Passage
And it cometh to pass, at the king's hearing the words of the woman, that he rendeth his garments, and he is passing by on the wall, and the people see, and lo, the sackcloth <FI>is<Fi> on his flesh within.
And it cometh to pass, at the king's hearing the words of the woman, that he rendeth his garments, and he is passing by on the wall, and the people see, and lo, the sackcloth <FI>is<Fi> on his flesh within.
2 Kings 6:28 And the king saith to her, `What--to thee?' and she saith, `This woman said unto me, Give thy son, and we eat him to-day, and my son we eat to-morrow;
2 Kings 6:29 and we boil my son and eat him, and I say unto her on the next day, Give thy son, and we eat him; and she hideth her son.'
2 Kings 6:30 And it cometh to pass, at the king's hearing the words of the woman, that he rendeth his garments, and he is passing by on the wall, and the people see, and lo, the sackcloth <FI>is<Fi> on his flesh within.
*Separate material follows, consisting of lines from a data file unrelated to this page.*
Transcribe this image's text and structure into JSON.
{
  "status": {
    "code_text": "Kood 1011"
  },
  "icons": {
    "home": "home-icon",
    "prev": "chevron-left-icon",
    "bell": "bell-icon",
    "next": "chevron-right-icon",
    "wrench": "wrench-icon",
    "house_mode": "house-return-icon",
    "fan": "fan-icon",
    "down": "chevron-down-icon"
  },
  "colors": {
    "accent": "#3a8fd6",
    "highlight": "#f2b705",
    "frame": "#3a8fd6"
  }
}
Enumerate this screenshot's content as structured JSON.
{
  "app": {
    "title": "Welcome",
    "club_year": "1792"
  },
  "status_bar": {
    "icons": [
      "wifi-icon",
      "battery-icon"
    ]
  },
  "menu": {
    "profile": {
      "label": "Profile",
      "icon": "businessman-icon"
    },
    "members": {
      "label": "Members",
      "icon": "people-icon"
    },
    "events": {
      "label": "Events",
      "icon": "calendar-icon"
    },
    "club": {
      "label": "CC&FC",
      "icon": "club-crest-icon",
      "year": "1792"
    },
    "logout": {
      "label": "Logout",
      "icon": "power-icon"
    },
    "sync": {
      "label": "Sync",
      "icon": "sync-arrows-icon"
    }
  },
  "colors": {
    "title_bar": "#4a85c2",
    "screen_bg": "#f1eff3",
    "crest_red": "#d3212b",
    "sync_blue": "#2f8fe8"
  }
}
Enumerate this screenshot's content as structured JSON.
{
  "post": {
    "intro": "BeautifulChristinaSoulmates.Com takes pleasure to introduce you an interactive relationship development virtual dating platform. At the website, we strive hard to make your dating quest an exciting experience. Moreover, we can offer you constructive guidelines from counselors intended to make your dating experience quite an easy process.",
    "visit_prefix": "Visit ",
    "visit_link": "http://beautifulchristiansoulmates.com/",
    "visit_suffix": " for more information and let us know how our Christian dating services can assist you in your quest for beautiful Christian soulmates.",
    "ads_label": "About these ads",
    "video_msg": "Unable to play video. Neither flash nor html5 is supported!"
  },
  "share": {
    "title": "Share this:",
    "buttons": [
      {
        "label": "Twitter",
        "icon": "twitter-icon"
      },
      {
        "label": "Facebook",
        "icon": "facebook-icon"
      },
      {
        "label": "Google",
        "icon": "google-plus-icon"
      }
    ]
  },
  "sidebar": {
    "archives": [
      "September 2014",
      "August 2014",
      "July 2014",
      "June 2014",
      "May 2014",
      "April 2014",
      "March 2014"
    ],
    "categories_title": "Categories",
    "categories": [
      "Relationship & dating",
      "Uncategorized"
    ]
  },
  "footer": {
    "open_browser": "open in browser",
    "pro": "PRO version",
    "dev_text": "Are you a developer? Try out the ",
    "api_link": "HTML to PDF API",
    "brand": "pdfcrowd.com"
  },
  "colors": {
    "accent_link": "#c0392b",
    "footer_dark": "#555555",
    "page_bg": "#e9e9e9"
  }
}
2 Kings 6:31 And he saith, `Thus doth God do to me, and thus He doth add--if it remain--the head of Elisha son of Shaphat--upon him this day.'
2 Kings 6:32 And Elisha is sitting in his house, and the elders are sitting with him, and <FI>the king<Fi> sendeth a man from before him; before the messenger doth come unto him, even he himself said unto the elders, `Have ye seen that this son of the murderer hath sent to turn aside my head? see, at the coming in of the messenger, shut the door, and ye have held him fast at the door, is not the sound of the feet of his lord behind him?'
The verse centers on "cometh", "pass", "king's", "hearing", "words", "woman", "rendeth", and "garments". It is saying that the verse draws attention to "cometh" and "pass", so its meaning should be read from those terms before moving to application.
The nearby context moves from verse 29's "and we boil my son and eat..." into verse 31's "And he saith Thus doth God do...", so "cometh" and "pass" belong inside that flow. In 2 Kings context, the local focus is covenant, worship, and faithfulness.
A plain takeaway is to answer the verse's own emphasis on "cometh" and "pass" with trust shaped by these words, not by a vague optimism outside the passage.